Death Row: Texas Scraps Last Meal Requests
America’s most prolific state for Death Row executions has abolished the time-honoured tradition of allowing convicts to choose their last meal.
Texas scrapped the 87-year-long privilege after officials were enraged by a request from recently executed white supremacist Lawrence Brewer.
In addition to the steaks, the omelette and fried okra, Brewer asked for a triple-meat bacon cheeseburger, three fajitas, one pound of barbecue meat, half a loaf of white bread, a meat feast pizza special, one pint of “homemade vanilla” Blue Bell ice cream, one slab of peanut butter fudge with crushed peanuts and three root beers.
When the meal arrived at Brewer’s cell at around 4pm on Wednesday he declined it all, telling prison officials he was not hungry.
The request and his refusal to eat the food prompted state senator John Whitmire to demand the end of the tradition for good.
“Enough is enough,” Senator Whitmire wrote in a letter to prison officials.
“It is extremely inappropriate to give a person sentenced to death such a privilege. It’s a privilege which the perpetrator did not provide to their victim.”
Brad Livingston, executive director of the Texas Department of Criminal Justice, agreed to halt the practice immediately.
The prisoners will be served “the same meal served to other offenders”, Mr Livingston’s statement said.
Most states that have the death penalty allow last-meal requests, said Richard Dieter, executive director of the Death Penalty Information Centre.
Some allow the inmate to choose from a menu, others have cost restrictions or say they must be ordered locally.
Anti-death penalty activists were not bothered by the Texas move, saying the tradition always made the prison system look more merciful than it is.
Jim Harrington, who heads the Texas Civil Rights Project , described the grand last-meal tradition itself as “shameful”.
And Brian Evans of Amnesty International added: “The cruelty of the whole process is much larger than whether you get to pick the last meal that you eat.”
Texas executes four times more inmates than the rest of the nation, according to the Death Penalty Information Centre.
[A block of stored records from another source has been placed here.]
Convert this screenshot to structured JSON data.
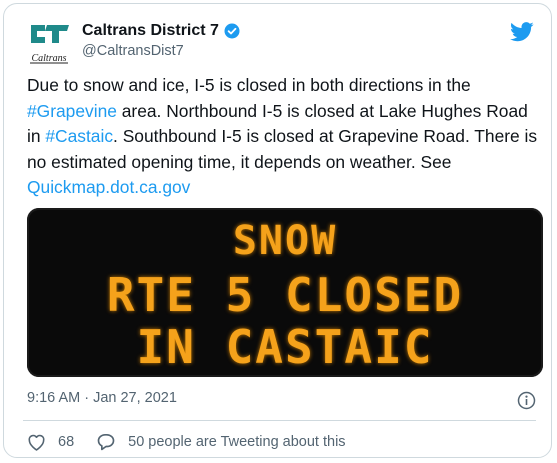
{
  "tweet": {
    "author_name": "Caltrans District 7",
    "handle": "@CaltransDist7",
    "logo_text": "Caltrans",
    "text_parts": {
      "p1": "Due to snow and ice, I-5 is closed in both directions in the ",
      "link1": "#Grapevine",
      "p2": " area. Northbound I-5 is closed at Lake Hughes Road in ",
      "link2": "#Castaic",
      "p3": ". Southbound I-5 is closed at Grapevine Road. There is no estimated opening time, it depends on weather. See ",
      "link3": "Quickmap.dot.ca.gov"
    },
    "sign": {
      "line1": "SNOW",
      "line2": "RTE 5 CLOSED",
      "line3": "IN CASTAIC"
    },
    "timestamp": "9:16 AM · Jan 27, 2021",
    "likes": "68",
    "tweeting": "50 people are Tweeting about this"
  },
  "colors": {
    "accent": "#1d9bf0",
    "sign_text": "#f5a21b",
    "muted": "#536471"
  },
  "icons": [
    "caltrans-logo-icon",
    "verified-badge-icon",
    "twitter-bird-icon",
    "info-icon",
    "heart-icon",
    "reply-bubble-icon"
  ]
}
Prisoners in the past have requested a full range of last meals – from the opulent to the bizarre.
James Edward Smith, who was executed in Texas in 1990, asked for “a lump of dirt” while Odell Barnes, executed in 2000, requested “justice, equality and world peace”.
Gerald Mitchell, who was executed in 2001, wanted a bag of assorted Jolly Ranchers hard candy.
Meanwhile, Jonathan Wayne Nobles, executed in 1998, ordered the Eucharist sacrament.
In Florida in 1989, Ted Bundy had steak, eggs, hash browns and coffee, according to the Last Meals Project , an online archive of famous inmates’ last meals.
Meanwhile Oklahoma bomber Timothy McVeigh, executed in Indiana in 2001 , ordered mint chocolate chip ice cream.
Most death row last meal requests have been routine, though they are often large. Prison officials say ribs, enchiladas and ice cream are common requests.
The prison is not required to honour an inmate’s request for a last meal, but provide it – or something close – if the ingredients are on hand in the prison kitchens.
Filet mignon sometimes shows up in the cell as a hamburger patty, and lobster tails might morph into fish sticks by the time the prison sees them.
Requests for alcohol, tobacco, and illegal drugs are routinely denied.
Instead of the lump of dirt, which Smith said he wanted to perform a “voodoo ritual,” he got a small container of yogurt.